Making sense of this land and its troubled past, reconciling
what it means to inhabit terrains of memory—and to be one.
Lauret Edith Savoy’s life and work draw from her need to put the eroded world into language, to re–member fragmented pasts into present. A woman of African American, Euro-American, and Native American heritage, she explores the stories we tell of the American land’s origins—and the stories we tell of ourselves in this land. For her, writing of the complex intertwinings of natural and cultural histories is a way of seeking home among the ruins and shards that surround us all. The work is as necessary as breath.
Lauret’s newest book is Trace: Memory, History, Race, and the American Landscape (Counterpoint Press), winner of the 2016 American Book Award from the Before Columbus Foundation. Trace was also a finalist for the PEN American Open Book Award and Phillis Wheatley Book Award, as well as shortlisted for the William Saroyan International Prize for Writing and the Orion Book Award. She co-edited with Alison Hawthorne Deming The Colors of Nature: Culture, Identity, and the Natural World (Milkweed Editions). She also compiled and edited Bedrock: Writers on the Wonders of Geology (with Eldridge and Judy Moores) and co-authored Living with the Changing California Coast (with Gary Griggs and Kiki Patsch).

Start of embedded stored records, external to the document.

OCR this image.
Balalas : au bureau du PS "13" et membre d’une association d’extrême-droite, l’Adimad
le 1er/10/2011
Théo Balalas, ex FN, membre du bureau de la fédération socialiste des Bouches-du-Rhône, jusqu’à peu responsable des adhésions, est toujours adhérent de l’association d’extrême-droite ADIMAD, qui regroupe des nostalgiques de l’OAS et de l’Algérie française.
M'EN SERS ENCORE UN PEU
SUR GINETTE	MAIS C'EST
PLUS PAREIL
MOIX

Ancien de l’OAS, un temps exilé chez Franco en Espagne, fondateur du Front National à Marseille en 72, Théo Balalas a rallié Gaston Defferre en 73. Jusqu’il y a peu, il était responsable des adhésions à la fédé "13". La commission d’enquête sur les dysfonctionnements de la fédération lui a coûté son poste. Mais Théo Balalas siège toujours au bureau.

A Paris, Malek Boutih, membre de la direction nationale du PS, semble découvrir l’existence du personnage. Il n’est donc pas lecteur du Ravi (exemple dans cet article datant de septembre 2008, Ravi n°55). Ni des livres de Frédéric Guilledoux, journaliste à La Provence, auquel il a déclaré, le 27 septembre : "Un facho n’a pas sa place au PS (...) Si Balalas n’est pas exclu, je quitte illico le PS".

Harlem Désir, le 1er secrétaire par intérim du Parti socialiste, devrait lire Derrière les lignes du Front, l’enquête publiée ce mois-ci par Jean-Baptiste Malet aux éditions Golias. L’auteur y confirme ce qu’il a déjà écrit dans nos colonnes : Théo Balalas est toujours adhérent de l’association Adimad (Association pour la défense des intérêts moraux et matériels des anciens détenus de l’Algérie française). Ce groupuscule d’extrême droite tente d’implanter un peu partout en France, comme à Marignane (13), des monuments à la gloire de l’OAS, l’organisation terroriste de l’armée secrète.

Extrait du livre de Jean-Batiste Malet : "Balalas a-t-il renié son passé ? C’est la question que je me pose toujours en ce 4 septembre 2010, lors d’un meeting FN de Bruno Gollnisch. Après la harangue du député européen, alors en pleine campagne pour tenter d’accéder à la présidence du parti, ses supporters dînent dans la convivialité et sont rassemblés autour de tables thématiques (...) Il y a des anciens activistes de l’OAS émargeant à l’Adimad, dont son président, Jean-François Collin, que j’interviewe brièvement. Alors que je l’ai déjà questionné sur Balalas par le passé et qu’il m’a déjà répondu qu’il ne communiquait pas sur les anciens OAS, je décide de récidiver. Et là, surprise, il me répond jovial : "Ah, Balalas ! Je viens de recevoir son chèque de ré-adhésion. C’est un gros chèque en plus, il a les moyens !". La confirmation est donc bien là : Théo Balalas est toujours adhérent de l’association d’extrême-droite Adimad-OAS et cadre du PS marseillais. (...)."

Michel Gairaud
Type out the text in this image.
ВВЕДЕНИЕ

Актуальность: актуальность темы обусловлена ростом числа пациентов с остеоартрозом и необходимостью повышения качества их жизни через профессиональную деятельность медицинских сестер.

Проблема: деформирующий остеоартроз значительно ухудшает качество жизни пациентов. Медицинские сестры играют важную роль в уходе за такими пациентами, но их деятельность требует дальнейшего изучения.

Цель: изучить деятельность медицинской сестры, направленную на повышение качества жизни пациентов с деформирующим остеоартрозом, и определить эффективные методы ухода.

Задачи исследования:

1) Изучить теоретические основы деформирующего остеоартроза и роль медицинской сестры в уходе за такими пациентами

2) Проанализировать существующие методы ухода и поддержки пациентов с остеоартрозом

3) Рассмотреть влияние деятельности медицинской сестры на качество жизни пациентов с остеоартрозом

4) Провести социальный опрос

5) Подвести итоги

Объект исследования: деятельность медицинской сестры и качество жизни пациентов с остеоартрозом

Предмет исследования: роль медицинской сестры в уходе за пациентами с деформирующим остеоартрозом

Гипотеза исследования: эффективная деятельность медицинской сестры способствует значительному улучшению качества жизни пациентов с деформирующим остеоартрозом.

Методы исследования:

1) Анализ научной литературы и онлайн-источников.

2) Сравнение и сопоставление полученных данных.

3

Lauret’s essays and other writings have appeared in the Georgia Review, Gettysburg Review, Huffington Post, Travel & Leisure, ArtForum, Christian Science Monitor, and Orion magazine, as well as in books such as Moral Ground: Ethical Action for a Planet in Peril. She is a professor of environmental studies and geology at Mount Holyoke College, a photographer, and pilot. Winner of Mount Holyoke’s Distinguished Teaching Award and an Andrew Carnegie Fellowship, Lauret has also held fellowships from the Smithsonian Institution and Yale University. She is a Fellow of the Geological Society of America.